«Embora, nunca como hoje, se encha tanto a boca com a palavra liberdade, a verdade é que, nas democracias liberais modernas, o controlo exponencialmente invasivo da vida dos cidadãos parece não ter fim.

Trata-se dum problema irresolúvel, do ponto de vista humano: o liberalismo e todas as doutrinas, de esquerda ou de direita, dele derivadas, trazem ínsito no seu ADN o conceito de autodeterminação e este opondo-se ao conceito aristotélico de liberdade (posteriormente, adoptado e desenvolvido por S. Tomás), que se consubstanciava na capacidade do ser humano actuar segundo a ordem do ser (segundo a realidade, a verdade, a natureza das coisas, o Logos, a ordem divina), traduz-se, pelo contrário, na “liberdade do querer” de que falava Heguel, uma “liberdade verdadeiramente infinita cujo limite se encontra apenas nela própria”.

Esta liberdade de cada um configurar a própria vida ao seu gosto converte cada ser humano num pequeno déspota que, se bem lhe apetecer, pode independentizar-se da família – pelo divórcio, das responsabilidades parentais - pela contracepção, da vida que se desenvolve no seu seio – pelo aborto, do seu próprio corpo – pela mudança de sexo, ou até da sua própria vida – pela eutanásia.

Uma liberdade que se autodetermina a cada instante, ao contrariar a ordem ontológica, enche a sociedade de cidadãos imbuídos de um individualismo feroz, cada vez mais solipsistas, obcecados com os seus direitos, transformando os povos em hordas inorgânicas e amorfas, facilmente subjugáveis, tanto mais que a defesa e a imposição de tais direitos pressupõem a existência dum poder suficientemente forte e invasivo para, no meio do caos social instalado, os poder defender e impor.

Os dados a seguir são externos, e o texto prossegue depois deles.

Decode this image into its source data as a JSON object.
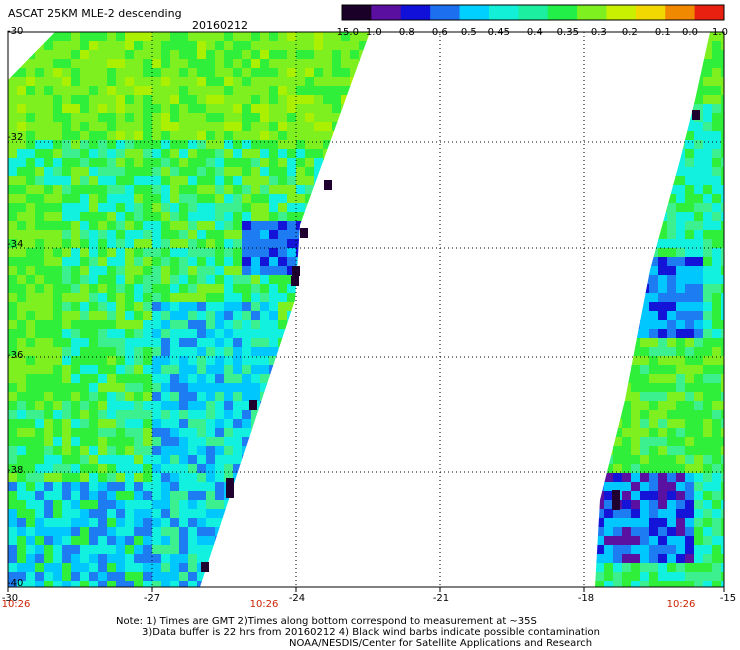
{
  "title": "ASCAT 25KM MLE-2 descending",
  "date": "20160212",
  "colorbar": {
    "labels": [
      "-15.0",
      "-1.0",
      "-0.8",
      "-0.6",
      "-0.5",
      "-0.45",
      "-0.4",
      "-0.35",
      "-0.3",
      "-0.2",
      "-0.1",
      "0.0",
      "1.0"
    ],
    "colors": [
      "#1a0028",
      "#5a0fa0",
      "#1010d8",
      "#1c70f0",
      "#00d0ff",
      "#12f0d8",
      "#1cf0a0",
      "#22ef48",
      "#7ef020",
      "#c8f000",
      "#f0d800",
      "#f08800",
      "#e82010"
    ]
  },
  "y_axis": {
    "labels": [
      "-30",
      "-32",
      "-34",
      "-36",
      "-38",
      "-40"
    ]
  },
  "x_axis": {
    "labels": [
      "-30",
      "-27",
      "-24",
      "-21",
      "-18",
      "-15"
    ]
  },
  "time_labels": [
    "10:26",
    "10:26",
    "10:26"
  ],
  "notes": [
    "Note: 1) Times are GMT 2)Times along bottom correspond to measurement at ~35S",
    "3)Data buffer is 22 hrs from 20160212 4) Black wind barbs indicate possible contamination",
    "NOAA/NESDIS/Center for Satellite Applications and Research"
  ]
}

A sociedade liberal, ao destruir a ordem do ser, substitui os vínculos naturais entre as pessoas por vínculos puramente contratualistas (jurídicos), dando origem a uma forma de coexistência horrenda, a uma sórdida dis-sociedade, resultante da mera agregação de indivíduos intercambiáveis, todos suportando, por igual, a dura pena de serem constantemente vigiados e coagidos por uma legião de leis, regulamentos e medidas coercivas que, com o auxilio da moderna tecnologia, se tornaram, como nunca, omnipresentes.

É bom de ver que, uma sociedade assim destroçada, onde cada qual, para seu lado, se entretém a renegar, à sua vontade, a ordem das coisas, jamais conseguirá ter ânimo para se livrar desta tirania.»